The Lancashire Scheme of Work is used to deliver RE across school. There are two key concepts explored; learning about religion and learning from religion. Everything that children are taught is followed by an opportunity for them to reflect on their learning and contribute their own personal response. Our aim is to, prepare them for a life in which they will have multi-cultural tolerance and understanding.

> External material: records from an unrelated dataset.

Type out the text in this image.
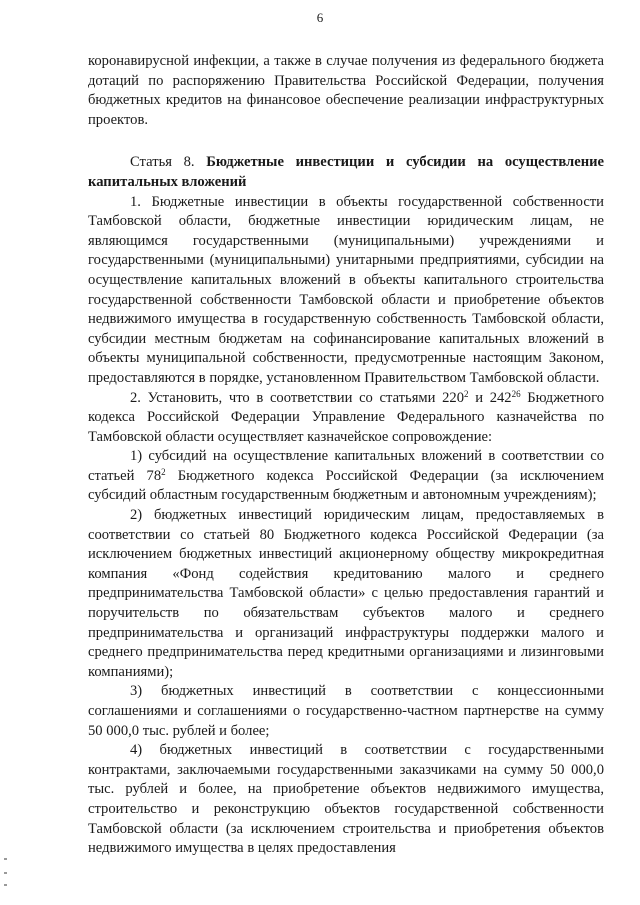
6

коронавирусной инфекции, а также в случае получения из федерального бюджета дотаций по распоряжению Правительства Российской Федерации, получения бюджетных кредитов на финансовое обеспечение реализации инфраструктурных проектов.

Статья 8. Бюджетные инвестиции и субсидии на осуществление капитальных вложений

1. Бюджетные инвестиции в объекты государственной собственности Тамбовской области, бюджетные инвестиции юридическим лицам, не являющимся государственными (муниципальными) учреждениями и государственными (муниципальными) унитарными предприятиями, субсидии на осуществление капитальных вложений в объекты капитального строительства государственной собственности Тамбовской области и приобретение объектов недвижимого имущества в государственную собственность Тамбовской области, субсидии местным бюджетам на софинансирование капитальных вложений в объекты муниципальной собственности, предусмотренные настоящим Законом, предоставляются в порядке, установленном Правительством Тамбовской области.

2. Установить, что в соответствии со статьями $220^2$ и $242^{26}$ Бюджетного кодекса Российской Федерации Управление Федерального казначейства по Тамбовской области осуществляет казначейское сопровождение:

1) субсидий на осуществление капитальных вложений в соответствии со статьей $78^2$ Бюджетного кодекса Российской Федерации (за исключением субсидий областным государственным бюджетным и автономным учреждениям);

2) бюджетных инвестиций юридическим лицам, предоставляемых в соответствии со статьей 80 Бюджетного кодекса Российской Федерации (за исключением бюджетных инвестиций акционерному обществу микрокредитная компания «Фонд содействия кредитованию малого и среднего предпринимательства Тамбовской области» с целью предоставления гарантий и поручительств по обязательствам субъектов малого и среднего предпринимательства и организаций инфраструктуры поддержки малого и среднего предпринимательства перед кредитными организациями и лизинговыми компаниями);

3) бюджетных инвестиций в соответствии с концессионными соглашениями и соглашениями о государственно-частном партнерстве на сумму 50 000,0 тыс. рублей и более;

4) бюджетных инвестиций в соответствии с государственными контрактами, заключаемыми государственными заказчиками на сумму 50 000,0 тыс. рублей и более, на приобретение объектов недвижимого имущества, строительство и реконструкцию объектов государственной собственности Тамбовской области (за исключением строительства и приобретения объектов недвижимого имущества в целях предоставления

In foundation stage, children reflect on their own feelings and experiences. They use their imagination and curiosity to develop their appreciation and wonder of the world in which they live. In key stage one pupils explore Christianity and Judaism. They learn about different beliefs about God and the world around them. They encounter and respond to a range of stories, artefacts and other religious materials. They learn to recognise that beliefs are expressed in a variety of ways, and begin to use specialist vocabulary. They begin to understand the importance and value of religion and belief, especially for other children and their families. Pupils are encouraged to ask relevant questions and develop a sense of wonder about the world, using their imaginations. They talk about what is important to them and others, valuing themselves, reflecting on their own feelings and experiences and developing a sense of belonging.

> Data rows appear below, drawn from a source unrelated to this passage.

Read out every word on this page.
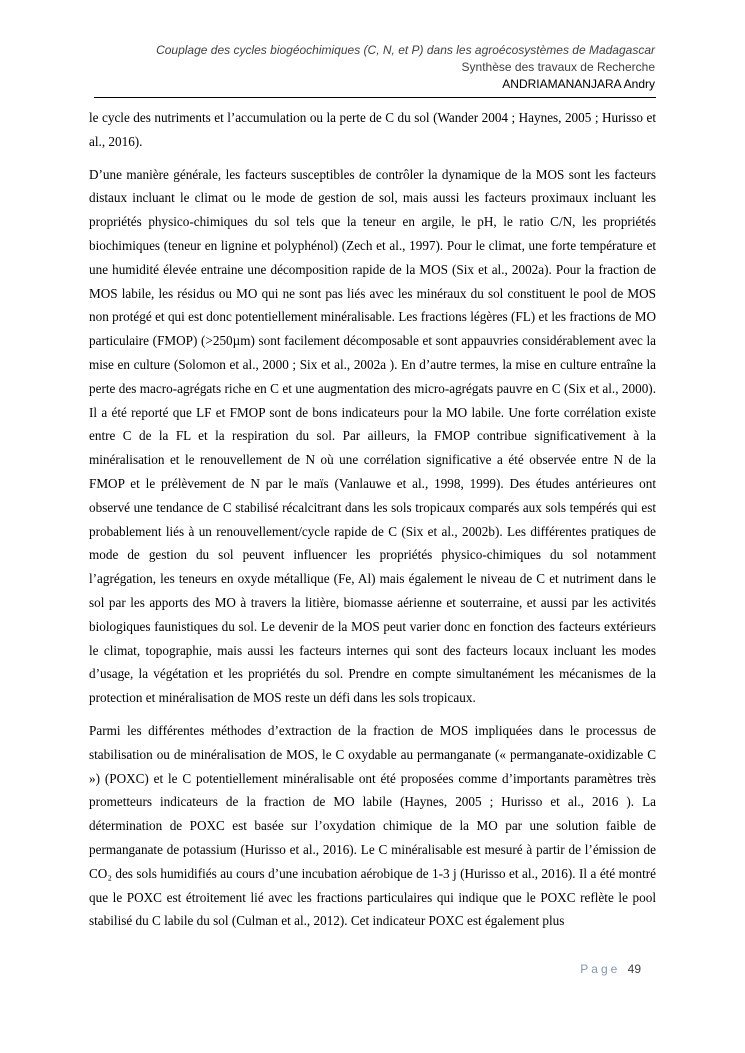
Couplage des cycles biogéochimiques (C, N, et P) dans les agroécosystèmes de Madagascar
Synthèse des travaux de Recherche
ANDRIAMANANJARA Andry

le cycle des nutriments et l’accumulation ou la perte de C du sol (Wander 2004 ; Haynes, 2005 ; Hurisso et al., 2016).

D’une manière générale, les facteurs susceptibles de contrôler la dynamique de la MOS sont les facteurs distaux incluant le climat ou le mode de gestion de sol, mais aussi les facteurs proximaux incluant les propriétés physico-chimiques du sol tels que la teneur en argile, le pH, le ratio C/N, les propriétés biochimiques (teneur en lignine et polyphénol) (Zech et al., 1997). Pour le climat, une forte température et une humidité élevée entraine une décomposition rapide de la MOS (Six et al., 2002a). Pour la fraction de MOS labile, les résidus ou MO qui ne sont pas liés avec les minéraux du sol constituent le pool de MOS non protégé et qui est donc potentiellement minéralisable. Les fractions légères (FL) et les fractions de MO particulaire (FMOP) (>250µm) sont facilement décomposable et sont appauvries considérablement avec la mise en culture (Solomon et al., 2000 ; Six et al., 2002a ). En d’autre termes, la mise en culture entraîne la perte des macro-agrégats riche en C et une augmentation des micro-agrégats pauvre en C (Six et al., 2000). Il a été reporté que LF et FMOP sont de bons indicateurs pour la MO labile. Une forte corrélation existe entre C de la FL et la respiration du sol. Par ailleurs, la FMOP contribue significativement à la minéralisation et le renouvellement de N où une corrélation significative a été observée entre N de la FMOP et le prélèvement de N par le maïs (Vanlauwe et al., 1998, 1999). Des études antérieures ont observé une tendance de C stabilisé récalcitrant dans les sols tropicaux comparés aux sols tempérés qui est probablement liés à un renouvellement/cycle rapide de C (Six et al., 2002b). Les différentes pratiques de mode de gestion du sol peuvent influencer les propriétés physico-chimiques du sol notamment l’agrégation, les teneurs en oxyde métallique (Fe, Al) mais également le niveau de C et nutriment dans le sol par les apports des MO à travers la litière, biomasse aérienne et souterraine, et aussi par les activités biologiques faunistiques du sol. Le devenir de la MOS peut varier donc en fonction des facteurs extérieurs le climat, topographie, mais aussi les facteurs internes qui sont des facteurs locaux incluant les modes d’usage, la végétation et les propriétés du sol. Prendre en compte simultanément les mécanismes de la protection et minéralisation de MOS reste un défi dans les sols tropicaux.

Parmi les différentes méthodes d’extraction de la fraction de MOS impliquées dans le processus de stabilisation ou de minéralisation de MOS, le C oxydable au permanganate (« permanganate-oxidizable C ») (POXC) et le C potentiellement minéralisable ont été proposées comme d’importants paramètres très prometteurs indicateurs de la fraction de MO labile (Haynes, 2005 ; Hurisso et al., 2016 ). La détermination de POXC est basée sur l’oxydation chimique de la MO par une solution faible de permanganate de potassium (Hurisso et al., 2016). Le C minéralisable est mesuré à partir de l’émission de CO₂ des sols humidifiés au cours d’une incubation aérobique de 1-3 j (Hurisso et al., 2016). Il a été montré que le POXC est étroitement lié avec les fractions particulaires qui indique que le POXC reflète le pool stabilisé du C labile du sol (Culman et al., 2012). Cet indicateur POXC est également plus

Page 49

Throughout key stage two, pupils continue to learn about Christianity and Judaism together with an introduction to Hinduism and Islam, recognising the impact of religion and belief locally, nationally and globally. They make connections between differing aspects of religion and consider the different forms of religious expression. They consider the beliefs, teachings, practices and ways of life central to religion. They learn about sacred texts and other sources and consider their meanings. They begin to recognise diversity in religion, learning about similarities and differences both within and between religions and beliefs ad the importance of dialogue between them. They extend the range and use of specialist vocabulary. They recognise the challenges involved in distinguishing between ideas of right and wrong, and valuing what is good and true. They communicate their ideas, recognising other people’s viewpoints. They consider their own beliefs and values and those of others in the light of their learning in religious education.